Replacing western countries, such as Britain and France, with new customers was one of the preemptive measures of the Islamic Republic to deal with the sanctions, the NIOC head Ahmad Qalehbani added, the Shana news agency reported.
On September 2, Mohammad-Ali Khatibi, who is Iran's OPEC governor and the director of the National Iranian Oil Company, said Iran's oil exports are at their normal level and are unaffected by Western embargoes.
"We don't see anything abnormal, almost everything is progressing routinely," he told the ISNA news agency.

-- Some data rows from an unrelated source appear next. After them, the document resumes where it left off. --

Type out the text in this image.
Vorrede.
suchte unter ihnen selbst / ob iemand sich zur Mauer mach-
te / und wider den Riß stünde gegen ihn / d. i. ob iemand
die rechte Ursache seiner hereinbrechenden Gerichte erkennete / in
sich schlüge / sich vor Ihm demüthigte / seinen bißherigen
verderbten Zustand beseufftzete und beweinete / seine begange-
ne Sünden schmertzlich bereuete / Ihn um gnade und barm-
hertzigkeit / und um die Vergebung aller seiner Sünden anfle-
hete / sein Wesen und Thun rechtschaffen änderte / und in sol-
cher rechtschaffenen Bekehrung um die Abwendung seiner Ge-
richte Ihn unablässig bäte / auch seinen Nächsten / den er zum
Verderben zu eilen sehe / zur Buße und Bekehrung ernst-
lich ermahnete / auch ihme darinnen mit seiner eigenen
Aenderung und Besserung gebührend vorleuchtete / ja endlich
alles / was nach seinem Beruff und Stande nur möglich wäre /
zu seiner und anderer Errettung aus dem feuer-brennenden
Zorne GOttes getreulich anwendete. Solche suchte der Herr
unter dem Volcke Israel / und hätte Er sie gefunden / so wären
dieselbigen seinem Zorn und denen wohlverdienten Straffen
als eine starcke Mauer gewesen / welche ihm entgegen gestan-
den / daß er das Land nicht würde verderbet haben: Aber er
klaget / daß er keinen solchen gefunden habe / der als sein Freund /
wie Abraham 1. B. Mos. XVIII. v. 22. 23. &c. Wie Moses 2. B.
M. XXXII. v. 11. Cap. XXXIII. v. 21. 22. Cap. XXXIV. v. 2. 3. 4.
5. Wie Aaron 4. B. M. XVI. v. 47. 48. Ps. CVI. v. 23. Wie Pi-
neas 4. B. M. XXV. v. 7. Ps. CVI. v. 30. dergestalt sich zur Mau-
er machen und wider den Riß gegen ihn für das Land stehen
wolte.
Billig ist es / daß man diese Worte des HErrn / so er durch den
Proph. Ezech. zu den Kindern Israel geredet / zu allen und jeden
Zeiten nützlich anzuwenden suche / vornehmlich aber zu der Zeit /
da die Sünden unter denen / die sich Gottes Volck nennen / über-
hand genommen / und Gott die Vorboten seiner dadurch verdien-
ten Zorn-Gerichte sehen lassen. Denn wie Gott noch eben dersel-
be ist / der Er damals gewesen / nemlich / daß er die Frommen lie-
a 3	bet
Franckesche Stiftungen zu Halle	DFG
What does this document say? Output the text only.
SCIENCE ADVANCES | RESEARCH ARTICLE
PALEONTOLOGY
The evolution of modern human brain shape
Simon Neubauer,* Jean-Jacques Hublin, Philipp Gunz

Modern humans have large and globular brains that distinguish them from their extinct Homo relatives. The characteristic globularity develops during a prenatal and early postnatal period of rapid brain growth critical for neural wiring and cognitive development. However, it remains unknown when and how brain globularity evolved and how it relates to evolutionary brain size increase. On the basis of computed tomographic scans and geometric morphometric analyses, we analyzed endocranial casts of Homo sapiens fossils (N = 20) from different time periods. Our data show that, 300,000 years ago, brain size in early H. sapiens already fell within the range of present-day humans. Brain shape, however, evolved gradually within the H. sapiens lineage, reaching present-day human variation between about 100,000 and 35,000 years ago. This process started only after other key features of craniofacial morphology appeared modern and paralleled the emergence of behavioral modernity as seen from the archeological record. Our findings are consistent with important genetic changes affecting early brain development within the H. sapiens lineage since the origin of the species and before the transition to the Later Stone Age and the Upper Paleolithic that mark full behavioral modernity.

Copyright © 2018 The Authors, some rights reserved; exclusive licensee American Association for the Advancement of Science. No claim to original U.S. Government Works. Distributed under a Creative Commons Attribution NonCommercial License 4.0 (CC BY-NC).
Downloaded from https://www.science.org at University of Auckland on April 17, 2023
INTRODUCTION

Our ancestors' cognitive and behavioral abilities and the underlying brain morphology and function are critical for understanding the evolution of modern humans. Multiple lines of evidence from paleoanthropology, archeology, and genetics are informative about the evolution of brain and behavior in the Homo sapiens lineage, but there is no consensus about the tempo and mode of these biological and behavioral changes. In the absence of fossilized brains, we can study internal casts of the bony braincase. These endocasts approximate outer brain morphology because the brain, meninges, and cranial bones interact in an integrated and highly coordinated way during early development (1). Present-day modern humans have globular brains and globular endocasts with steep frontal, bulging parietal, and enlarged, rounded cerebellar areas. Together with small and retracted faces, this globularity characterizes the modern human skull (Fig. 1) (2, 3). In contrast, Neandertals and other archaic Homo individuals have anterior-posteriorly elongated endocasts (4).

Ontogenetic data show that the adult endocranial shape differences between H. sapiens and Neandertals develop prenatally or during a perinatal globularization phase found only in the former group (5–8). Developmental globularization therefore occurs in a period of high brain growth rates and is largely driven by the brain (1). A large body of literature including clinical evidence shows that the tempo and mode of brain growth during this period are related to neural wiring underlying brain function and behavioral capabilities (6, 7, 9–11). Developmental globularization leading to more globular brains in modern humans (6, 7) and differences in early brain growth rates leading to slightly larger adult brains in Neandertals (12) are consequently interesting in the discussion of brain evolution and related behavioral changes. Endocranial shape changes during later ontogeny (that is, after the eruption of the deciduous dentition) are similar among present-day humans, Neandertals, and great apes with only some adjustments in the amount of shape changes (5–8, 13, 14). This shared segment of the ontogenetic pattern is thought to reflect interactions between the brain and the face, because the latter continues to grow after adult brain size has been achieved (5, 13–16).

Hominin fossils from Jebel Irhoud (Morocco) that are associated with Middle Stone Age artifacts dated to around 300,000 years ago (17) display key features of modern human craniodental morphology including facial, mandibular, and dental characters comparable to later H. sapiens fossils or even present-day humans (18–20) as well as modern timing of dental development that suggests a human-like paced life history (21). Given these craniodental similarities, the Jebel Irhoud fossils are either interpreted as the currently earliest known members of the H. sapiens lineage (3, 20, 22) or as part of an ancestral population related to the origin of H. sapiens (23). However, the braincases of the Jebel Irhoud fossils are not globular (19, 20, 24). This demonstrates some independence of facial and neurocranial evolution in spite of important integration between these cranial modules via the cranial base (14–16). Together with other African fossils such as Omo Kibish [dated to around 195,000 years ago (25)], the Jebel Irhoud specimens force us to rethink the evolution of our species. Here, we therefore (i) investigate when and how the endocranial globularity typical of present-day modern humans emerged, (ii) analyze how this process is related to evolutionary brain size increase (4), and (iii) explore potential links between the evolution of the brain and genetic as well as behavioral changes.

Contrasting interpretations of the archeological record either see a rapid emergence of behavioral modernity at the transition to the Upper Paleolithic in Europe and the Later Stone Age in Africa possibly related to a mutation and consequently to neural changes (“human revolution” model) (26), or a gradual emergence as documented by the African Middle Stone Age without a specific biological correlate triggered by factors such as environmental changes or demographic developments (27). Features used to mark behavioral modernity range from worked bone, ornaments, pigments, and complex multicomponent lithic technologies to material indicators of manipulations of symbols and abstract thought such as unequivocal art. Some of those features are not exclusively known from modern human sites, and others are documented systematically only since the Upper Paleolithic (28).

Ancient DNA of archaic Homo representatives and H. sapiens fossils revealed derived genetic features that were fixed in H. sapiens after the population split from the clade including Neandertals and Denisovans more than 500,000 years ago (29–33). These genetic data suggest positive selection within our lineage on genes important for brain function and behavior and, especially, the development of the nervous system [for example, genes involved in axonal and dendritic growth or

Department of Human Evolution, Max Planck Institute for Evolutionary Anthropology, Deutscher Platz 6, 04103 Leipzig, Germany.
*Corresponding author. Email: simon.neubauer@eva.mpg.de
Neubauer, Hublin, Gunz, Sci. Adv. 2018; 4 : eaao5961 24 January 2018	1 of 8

In July, Oil Minister Rostam Qasemi said that although the West has imposed sanctions on Iran's oil sector with the goal of toppling the Islamic establishment, the country's oil exports will never be halted because oil consuming countries need Iranian crude.
"There are many ways to easily sell oil, one of which is to take advantage of businessmen and the private sector," Qasemi said.
At the beginning of 2012, the United States and the European Union imposed new sanctions on Iran's oil and financial sectors with the goal of preventing other countries from purchasing Iranian oil and conducting transactions with the Central Bank of Iran.
U.S. sanctions entered into force on June 28, while EU bans on Iranian oil imports came into force on July 1.